第11話 約束は守ろう


「う、うぅ……生きて帰れたよぉ。一時期はほんっとうにどうなることかと思ったよぉ」


シンは二週間ぶりの朝日を浴び、生きてダンジョンを出れたことに咽び泣いた。

すぐ横では、この度の悪事を働いた張本人がケロッとした顔で並び立つ。


「あたしはシンなら全てやり遂げられると信じてたわよ?」

「はぁ? あんたが僕をこんなところに無理矢理連れてきたのがいけないんだろ! 何度死ぬ目にあったと思ったんだ!」

「あっはっは。だがこうして生きて帰れた。それも全てあたしの采配があったからだと思うけど?」

「あんたって人はーーー!」


この二人にとっての距離感は、この二週間で一気に縮んだ。

しかしそこには師弟の思慮深さはなく、どちらかといえば喧嘩ばかりしている姉妹という関係だろう。現に今、シンの感情は怒りに支配されている。

とはいえ、これがなければ一皮向けることもなく、今まで通りの人生を送っていただろうことも事実。

師として敬うのは納得できないが、なんだかんだ恩義は感じていた。


「まぁ、なんだかんだ姉ちゃんには色々教わったから今回のことはチャラにしとくけどさ」


何度も死線を潜り抜けたことは事実だ。シンとて一人でこれができたかと言われたらNOと答える。

それほどまでにいざという時にアスカに頼ったものだ。

頼ったところで応援はきちゃくれなかったが。

シンにとって神は一番最初に見限った対象だった。

他に頼れる人物は飛鳥ぐらいしかいなかったのである。

それもつい最近潰えたばかりだが。


「ありがとー、シン。

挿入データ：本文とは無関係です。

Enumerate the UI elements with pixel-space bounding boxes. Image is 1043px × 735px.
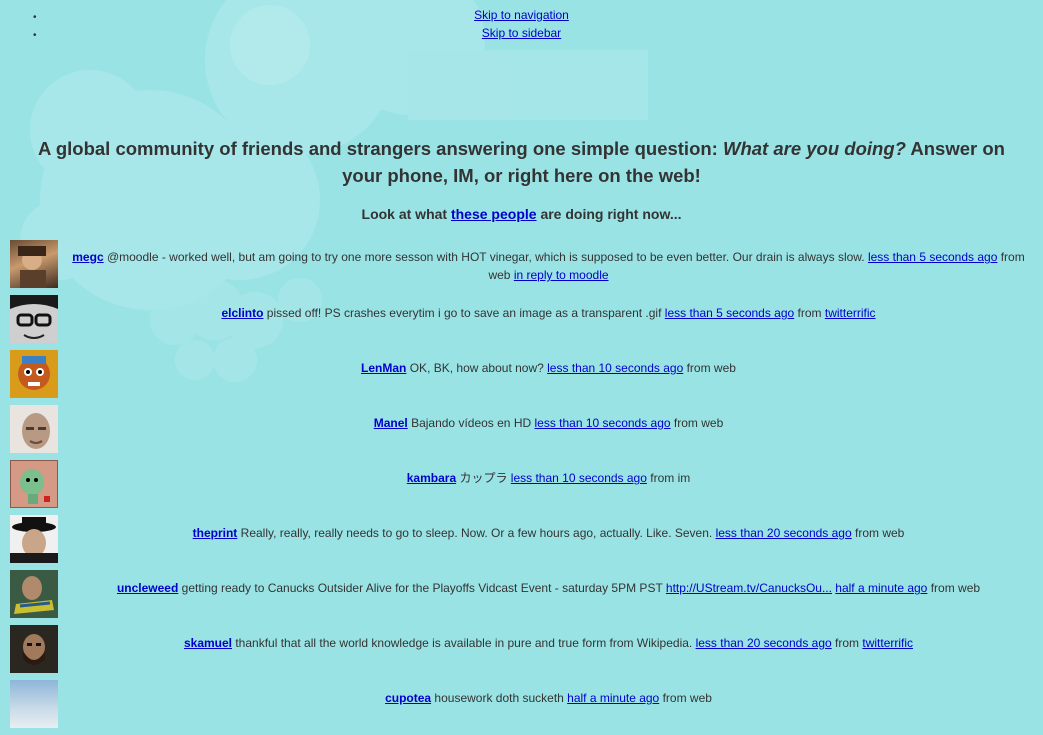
tweet-time-link[interactable]: less than 10 seconds ago [534, 416, 670, 430]
tweet-user-link[interactable]: theprint [193, 526, 238, 540]
cartoon-icon[interactable] [10, 350, 58, 398]
tweet-url-link[interactable]: http://UStream.tv/CanucksOu... [666, 581, 832, 595]
tweet-time-link[interactable]: less than 20 seconds ago [696, 636, 832, 650]
tweet-item: megc @moodle - worked well, but am going… [0, 240, 1043, 295]
tweet-source: from web [851, 526, 905, 540]
scarf-man-icon[interactable] [10, 570, 58, 618]
tweet-user-link[interactable]: elclinto [221, 306, 263, 320]
tweet-item: Manel Bajando vídeos en HD less than 10 … [0, 405, 1043, 460]
tweet-source: from web [659, 691, 712, 705]
tweet-text: elclinto pissed off! PS crashes everytim… [62, 304, 1035, 322]
tweet-user-link[interactable]: skamuel [184, 636, 232, 650]
tweet-body: thankful that all the world knowledge is… [232, 636, 696, 650]
tweet-text: LenMan OK, BK, how about now? less than … [62, 359, 1035, 377]
tweet-body: OK, BK, how about now? [406, 361, 548, 375]
look-at-heading: Look at what these people are doing righ… [0, 206, 1043, 222]
tweet-source: from web [927, 581, 981, 595]
skip-item-sidebar: •Skip to sidebar [0, 26, 1043, 44]
portrait-icon[interactable] [10, 240, 58, 288]
intro-question: What are you doing? [722, 138, 906, 159]
face-icon[interactable] [10, 405, 58, 453]
tweet-item: cupotea housework doth sucketh half a mi… [0, 680, 1043, 735]
skip-links: •Skip to navigation •Skip to sidebar [0, 8, 1043, 44]
tweet-item: theprint Really, really, really needs to… [0, 515, 1043, 570]
tweet-item: skamuel thankful that all the world know… [0, 625, 1043, 680]
lookat-suffix: are doing right now... [536, 206, 682, 222]
intro-heading: A global community of friends and strang… [20, 135, 1023, 189]
tweet-source: from im [646, 471, 691, 485]
hat-man-icon[interactable] [10, 515, 58, 563]
tweet-time-link[interactable]: less than 5 seconds ago [868, 250, 997, 264]
green-cartoon-icon[interactable] [10, 460, 58, 508]
tweet-user-link[interactable]: kambara [407, 471, 456, 485]
lookat-prefix: Look at what [361, 206, 451, 222]
in-reply-to-link[interactable]: in reply to moodle [514, 268, 609, 282]
tweet-body: @moodle - worked well, but am going to t… [103, 250, 868, 264]
tweet-time-link[interactable]: half a minute ago [567, 691, 659, 705]
tweet-user-link[interactable]: Manel [374, 416, 408, 430]
tweet-user-link[interactable]: LenMan [361, 361, 406, 375]
tweet-body: housework doth sucketh [431, 691, 568, 705]
tweet-text: skamuel thankful that all the world know… [62, 634, 1035, 652]
tweet-item: LenMan OK, BK, how about now? less than … [0, 350, 1043, 405]
tweet-time-link[interactable]: less than 20 seconds ago [716, 526, 852, 540]
skip-to-navigation-link[interactable]: Skip to navigation [474, 8, 569, 22]
tweet-text: theprint Really, really, really needs to… [62, 524, 1035, 542]
skip-to-sidebar-link[interactable]: Skip to sidebar [482, 26, 561, 40]
tweet-text: cupotea housework doth sucketh half a mi… [62, 689, 1035, 707]
source-link[interactable]: twitterrific [825, 306, 876, 320]
tweet-text: Manel Bajando vídeos en HD less than 10 … [62, 414, 1035, 432]
tweet-source: from web [683, 361, 736, 375]
tweet-body: pissed off! PS crashes everytim i go to … [263, 306, 665, 320]
tweet-item: elclinto pissed off! PS crashes everytim… [0, 295, 1043, 350]
tweet-text: megc @moodle - worked well, but am going… [62, 248, 1035, 284]
public-timeline: megc @moodle - worked well, but am going… [0, 240, 1043, 735]
tweet-item: kambara カップラ less than 10 seconds ago fr… [0, 460, 1043, 515]
tweet-time-link[interactable]: less than 5 seconds ago [665, 306, 794, 320]
tweet-text: uncleweed getting ready to Canucks Outsi… [62, 579, 1035, 597]
tweet-time-link[interactable]: less than 10 seconds ago [547, 361, 683, 375]
tweet-user-link[interactable]: cupotea [385, 691, 431, 705]
these-people-link[interactable]: these people [451, 206, 537, 222]
tweet-user-link[interactable]: uncleweed [117, 581, 178, 595]
tweet-body: カップラ [456, 471, 511, 485]
tweet-source: from [794, 306, 825, 320]
skip-item-navigation: •Skip to navigation [0, 8, 1043, 26]
tweet-item: uncleweed getting ready to Canucks Outsi… [0, 570, 1043, 625]
tweet-body: Bajando vídeos en HD [407, 416, 535, 430]
tweet-source: from web [670, 416, 724, 430]
sky-icon[interactable] [10, 680, 58, 728]
source-link[interactable]: twitterrific [862, 636, 913, 650]
tweet-text: kambara カップラ less than 10 seconds ago fr… [62, 469, 1035, 487]
bearded-man-icon[interactable] [10, 625, 58, 673]
intro-part1: A global community of friends and strang… [38, 138, 723, 159]
tweet-time-link[interactable]: half a minute ago [835, 581, 927, 595]
tweet-body: Really, really, really needs to go to sl… [237, 526, 716, 540]
tweet-body: getting ready to Canucks Outsider Alive … [178, 581, 666, 595]
tweet-source: from [831, 636, 863, 650]
tweet-user-link[interactable]: megc [72, 250, 103, 264]
glasses-face-icon[interactable] [10, 295, 58, 343]
tweet-time-link[interactable]: less than 10 seconds ago [511, 471, 647, 485]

大好き」

「だー、あんまくっつくな!」

「何よー照れてんの?」

「人目があるとこでくっつくなって言ってんの!」

「あら、人目がないところだったらいいの?」

「人目がないところだったら背後に気をつけてね?」

「うふふーできるもんならしてみなさい」


それはさておき、とシンはピッキーを体に巻き付け衣装チェンジを行なった。

これはゴーストから取得した【憑依】である。

今のシンにはこれくらい朝飯前で、なんだったら細かい装飾品までこだわることもできるほど。

しかしそれをしないのは一刻も早くこの目立つ服装をなんとかしたいというものだった。


シンは自分を男と偽っていたように、表社会を生きるのに弱い女のままというのはなるべくなら避けたいと思っている。

なので当然着替えは男物だった。

アスカが捨ててしまったシンの一張羅、それを再び再現していた。

ボロボロの青いオーバーオールに、肩掛けのカバン。

アスカに出会う前のシンの姿がそこにあった。


「あらー、それは可愛くないからやめなさいって言ったのに!」

「僕はこれでいいの! それよりも、約束! あったよね?」

「約束?」

「ダンジョンから無事帰ったら僕を一人前のハンターにしてくれるって約束だよ! だからこんな無理な修行を引き受けたんだよ?」

「ああ、そのこと」


まるでそんな昔のことよく覚えていたな、とアスカはシンの記憶力を褒め称えた。


「まさか忘れてたの?」

「まさか」


アスカは今更そんなことを言っているのかとシンを見やった。

すでにシンの実力はルーキーを大きく超えている。

単独でもCに食い込むほどだろう。

しかし、本人はまだFに毛が生えた程度と思い込んでいる。

それもこれも全てのモンスターのランクをFだと信じ込ませたアスカの思惑通りだった。


「まぁ、私から一言いってあげるけど。そこから先はシン、あなた次第よ?」

「それでもいいから」

「わかったわ。それじゃあ早速ハンターズギルドに行くわよ?」

「うん」

「でもその前に、少しお腹を満たしていかない?」


ダンジョンではモンスターを食べなければ死ぬという追い込まれた状況だったからこそ、それで飢えを凌いだ。

しかしダンジョンの外ではそこかしこから美味しそうな人間向けの食べ物の匂いがしてきて、シンのお腹の虫はまともな食い物をよこせと泣き出したのである。


レストラン奢るわよ、と囁くアスカにシンは抗えなかった。

そして、今まで食べてきたものはなんだったのかと思うほど、旨味の効いた食事をたらふく食べた。


調味料こそ神! シンはその真理に辿りついた。

もしこの先稼ぎが出たら、たらふく買い込もうと決め込んでいる。

シンはすでに大量の荷物を溜め込む技を所有していた。